Comunque, senza nulla togliere niente a nessuno, ma voglio il parere di un medico...meglio...

LilithSChild
20-06-2008, 23:15
:rolleyes:

Comunque, senza nulla togliere niente a nessuno, ma voglio il parere di un medico...meglio...

scusa e lo chiedi in un forum di informatica ? :wtf:

GUSTAV]<
20-06-2008, 23:16
:rolleyes:

Comunque, senza nulla togliere niente a nessuno, ma voglio il parere di un medico...meglio...
accidenti, è che stò a scrivere al buio.. :mc:
uff. mi devo acquistare una tastiera luminosa.. :O

svl2
20-06-2008, 23:37
se non ricordo male la differenza nella composizione sta tutta negli eccipienti usati .

Mecoita
21-06-2008, 07:46
se è un farmaco intramuscolare a base acquosa e gli ml iniettati sono pochi ( 2-3 ) praticamente nulla, nel caso invece di quantitativi superiori potrebbero esserci malori vari ma nulla di troppo allarmante.

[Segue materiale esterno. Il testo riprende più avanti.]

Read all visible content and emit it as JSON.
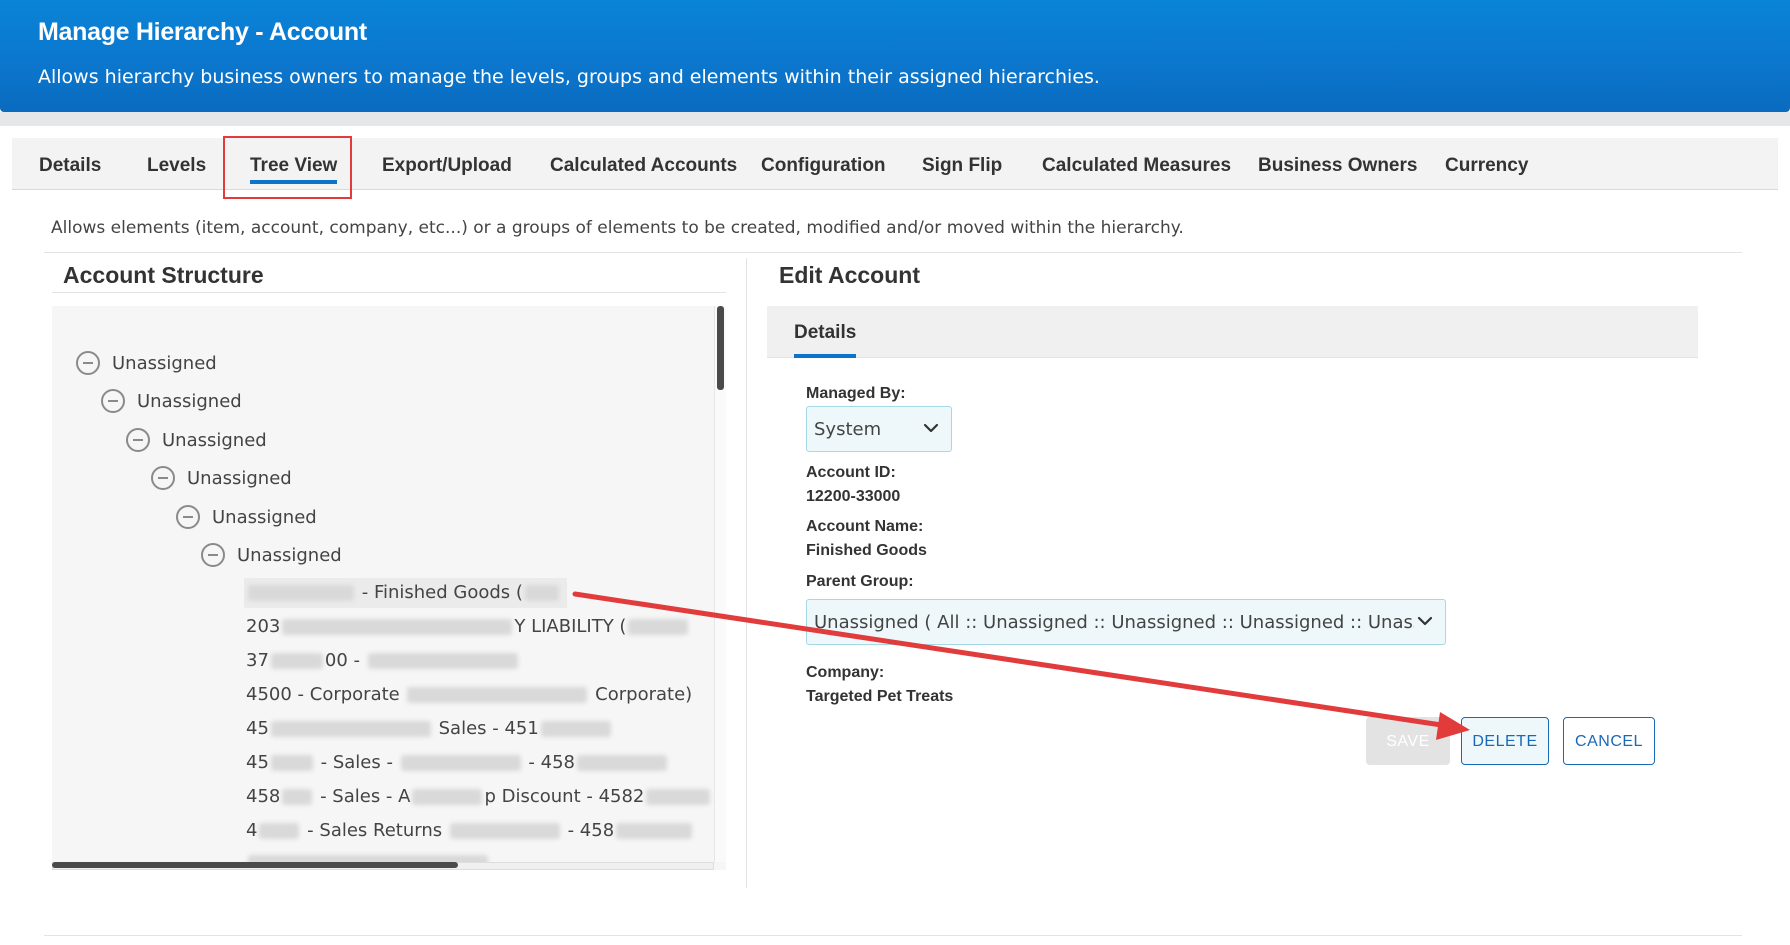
{
  "header": {
    "title": "Manage Hierarchy - Account",
    "subtitle": "Allows hierarchy business owners to manage the levels, groups and elements within their assigned hierarchies."
  },
  "tabs": [
    {
      "label": "Details",
      "active": false
    },
    {
      "label": "Levels",
      "active": false
    },
    {
      "label": "Tree View",
      "active": true
    },
    {
      "label": "Export/Upload",
      "active": false
    },
    {
      "label": "Calculated Accounts",
      "active": false
    },
    {
      "label": "Configuration",
      "active": false
    },
    {
      "label": "Sign Flip",
      "active": false
    },
    {
      "label": "Calculated Measures",
      "active": false
    },
    {
      "label": "Business Owners",
      "active": false
    },
    {
      "label": "Currency",
      "active": false
    }
  ],
  "page_description": "Allows elements (item, account, company, etc...) or a groups of elements to be created, modified and/or moved within the hierarchy.",
  "account_structure": {
    "title": "Account Structure",
    "tree_nodes": [
      {
        "label": "Unassigned"
      },
      {
        "label": "Unassigned"
      },
      {
        "label": "Unassigned"
      },
      {
        "label": "Unassigned"
      },
      {
        "label": "Unassigned"
      },
      {
        "label": "Unassigned"
      }
    ],
    "leaves": [
      {
        "pre": "",
        "mid": " - Finished Goods (",
        "post": ""
      },
      {
        "pre": "203",
        "mid": "Y LIABILITY (",
        "post": ""
      },
      {
        "pre": "37",
        "mid": "00 - ",
        "post": ""
      },
      {
        "pre": "45",
        "mid": "00 - Corporate ",
        "post": " Corporate)"
      },
      {
        "pre": "45",
        "mid": " Sales - 451",
        "post": ""
      },
      {
        "pre": "45",
        "mid": " - Sales - ",
        "post": " - 458"
      },
      {
        "pre": "458",
        "mid": " - Sales - A",
        "post": "p Discount - 4582"
      },
      {
        "pre": "4",
        "mid": " - Sales Returns ",
        "post": " - 458"
      }
    ]
  },
  "edit_account": {
    "title": "Edit Account",
    "details_tab": "Details",
    "managed_by_label": "Managed By:",
    "managed_by_value": "System",
    "account_id_label": "Account ID:",
    "account_id_value": "12200-33000",
    "account_name_label": "Account Name:",
    "account_name_value": "Finished Goods",
    "parent_group_label": "Parent Group:",
    "parent_group_value": "Unassigned ( All :: Unassigned :: Unassigned :: Unassigned :: Unassigned :: ",
    "company_label": "Company:",
    "company_value": "Targeted Pet Treats",
    "buttons": {
      "save": "SAVE",
      "delete": "DELETE",
      "cancel": "CANCEL"
    }
  },
  "colors": {
    "header_blue": "#0b76cc",
    "accent_blue": "#0b73c9",
    "button_blue": "#1a69b8",
    "annotation_red": "#e23b3b"
  }
}
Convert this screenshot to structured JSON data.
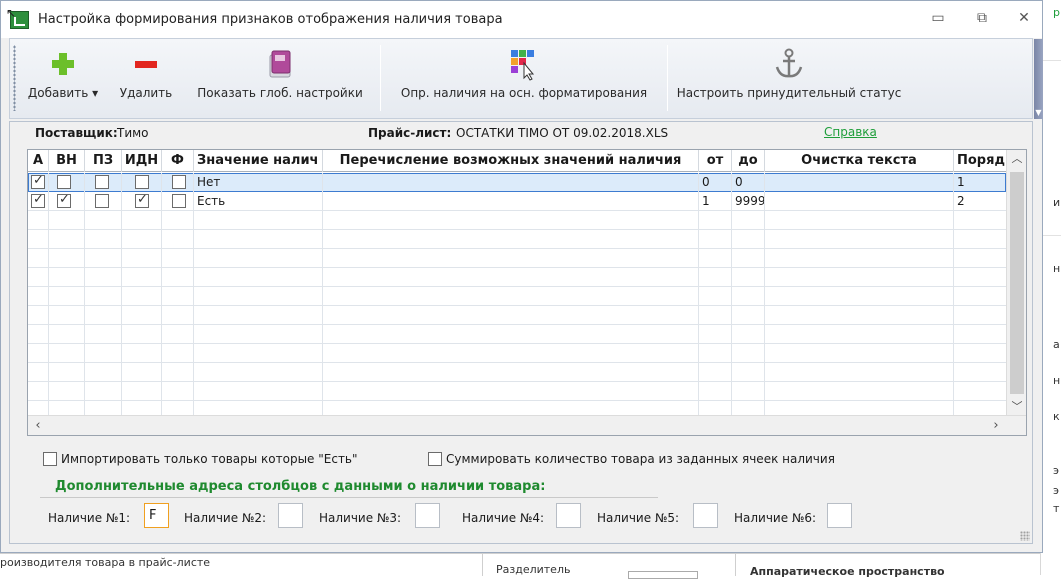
{
  "window": {
    "title": "Настройка формирования признаков отображения наличия товара",
    "minimize_glyph": "▭",
    "maximize_glyph": "⧉",
    "close_glyph": "✕"
  },
  "toolbar": {
    "add_label": "Добавить ▾",
    "delete_label": "Удалить",
    "global_settings_label": "Показать глоб. настройки",
    "detect_availability_label": "Опр. наличия на осн. форматирования",
    "force_status_label": "Настроить принудительный статус"
  },
  "info": {
    "supplier_label": "Поставщик:",
    "supplier_value": "Тимо",
    "pricelist_label": "Прайс-лист:",
    "pricelist_value": "ОСТАТКИ TIMO ОТ 09.02.2018.XLS",
    "help_link": "Справка"
  },
  "grid": {
    "columns": [
      "А",
      "ВН",
      "ПЗ",
      "ИДН",
      "Ф",
      "Значение налич",
      "Перечисление возможных значений наличия",
      "от",
      "до",
      "Очистка текста",
      "Поряд"
    ],
    "rows": [
      {
        "a": true,
        "vn": false,
        "pz": false,
        "idn": false,
        "f": false,
        "value": "Нет",
        "enum": "",
        "from": "0",
        "to": "0",
        "clean": "",
        "order": "1"
      },
      {
        "a": true,
        "vn": true,
        "pz": false,
        "idn": true,
        "f": false,
        "value": "Есть",
        "enum": "",
        "from": "1",
        "to": "9999",
        "clean": "",
        "order": "2"
      }
    ],
    "selected_row": 0
  },
  "options": {
    "import_only_available": "Импортировать только товары которые \"Есть\"",
    "sum_quantity": "Суммировать количество товара из заданных ячеек наличия",
    "import_only_available_checked": false,
    "sum_quantity_checked": false
  },
  "extra": {
    "title": "Дополнительные адреса столбцов с данными о наличии товара:",
    "fields": [
      {
        "label": "Наличие №1:",
        "value": "F"
      },
      {
        "label": "Наличие №2:",
        "value": ""
      },
      {
        "label": "Наличие №3:",
        "value": ""
      },
      {
        "label": "Наличие №4:",
        "value": ""
      },
      {
        "label": "Наличие №5:",
        "value": ""
      },
      {
        "label": "Наличие №6:",
        "value": ""
      }
    ]
  },
  "background": {
    "bottom_left_text": "роизводителя товара в прайс-листе",
    "bottom_mid_text": "Разделитель",
    "bottom_right_text": "Аппаратическое пространство",
    "right_fragments": [
      "р",
      "и",
      "н",
      "а",
      "н",
      "к",
      "э",
      "э",
      "т"
    ]
  },
  "colors": {
    "accent_green": "#1f8a2f",
    "selection_bg": "#dcebfa",
    "selection_border": "#3d7bd0",
    "focus_border": "#f0a020"
  }
}
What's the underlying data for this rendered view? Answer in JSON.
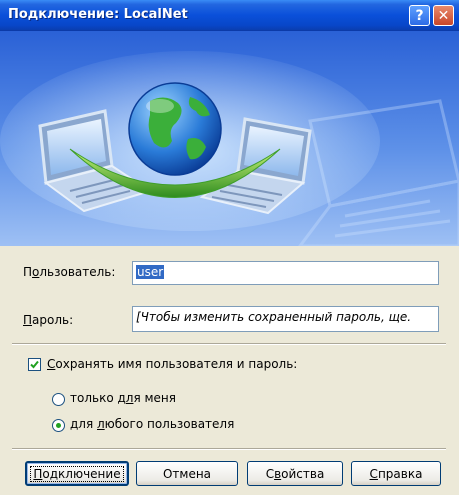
{
  "window": {
    "title": "Подключение: LocalNet",
    "help_icon": "?",
    "close_icon": "✕"
  },
  "form": {
    "user": {
      "label_pre": "П",
      "label_u": "о",
      "label_post": "льзователь:",
      "value": "user"
    },
    "password": {
      "label_pre": "",
      "label_u": "П",
      "label_post": "ароль:",
      "value": "[Чтобы изменить сохраненный пароль, ще."
    }
  },
  "save": {
    "checked": true,
    "label_u": "С",
    "label_post": "охранять имя пользователя и пароль:"
  },
  "radios": [
    {
      "pre": "только д",
      "u": "л",
      "post": "я меня",
      "selected": false
    },
    {
      "pre": "для ",
      "u": "л",
      "post": "юбого пользователя",
      "selected": true
    }
  ],
  "buttons": {
    "connect": {
      "u": "П",
      "post": "одключение"
    },
    "cancel": {
      "label": "Отмена"
    },
    "properties": {
      "pre": "С",
      "u": "в",
      "post": "ойства"
    },
    "help": {
      "u": "С",
      "post": "правка"
    }
  }
}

se il farmaco intramuscolare è a base oleosa anche con pochi ml puo verificarsi un embolia

ale85xp
21-06-2008, 08:59
dipende dalle proprietà farmacocinetiche del farmaco (ad esempio la biodisponibilità per via intramuscolare, la natura del farmaco..) ci sono molte variabili ma in genere la regola generale è che è meglio applicare quello che esiste già senza sperimentare.. ilpazientepuò tirare le cuoia e tu andare in glera e non poter più esercitare..

Fabio Ryan
21-06-2008, 10:37
quest'anno la prof di scienze (programma di biologia) spiegandoci diffusione e osmosi ci ha spiegato un pò come funziona il fatto delle iniezioni, in attesa di un medico cerco di spiegarti in maniera schematica la situazione. dunque abbiamo tre tipi di situazioni fra cellula e ambiente esterno, situazione di ipertonicità in cui l'ambiente esterno (ciò che è contenuto nella siringa) è di maggiore concentrazione ( + quantità di materia) rispetto alla parte ospitante (le cellule in cui entrerà questa sostanza), questo è il caso delle intramuscolari a concentrazione ipertonica, abbiamo anche il modello ipotonico in cui la sostanza iniettata avrà minore concentrazione dell'interno della cellula, ciò porterà ciò che è contenuto nella cellula al di fuori di essa, che di conseguenza raggrinzirà.
ciò significa che se secondo la diffusione la sostanza + concentrata diffonde in quella meno concentrata (i globuli rossi...), si arriverà al punto in cui la cellula arriverà ad espandersi eccessivamente per l'ingresso della sostanza, fino ad esplodere, è l'emolisi. ciò porterà alla formazione di un embolo, e se arriva al cuore meglio che non ti dico come finisce. è per questo che le endovenose sono isotoniche, ovvero a concentrazione pressochè uguale fra globuli rossi e sostanza iniettata, si manterrà dunque un equilibrio fra l'ambiente esterno e l'interno della cellula, ovvero ciò che entra nella cellula è alla stessa concentrazione di ciò che vi esce.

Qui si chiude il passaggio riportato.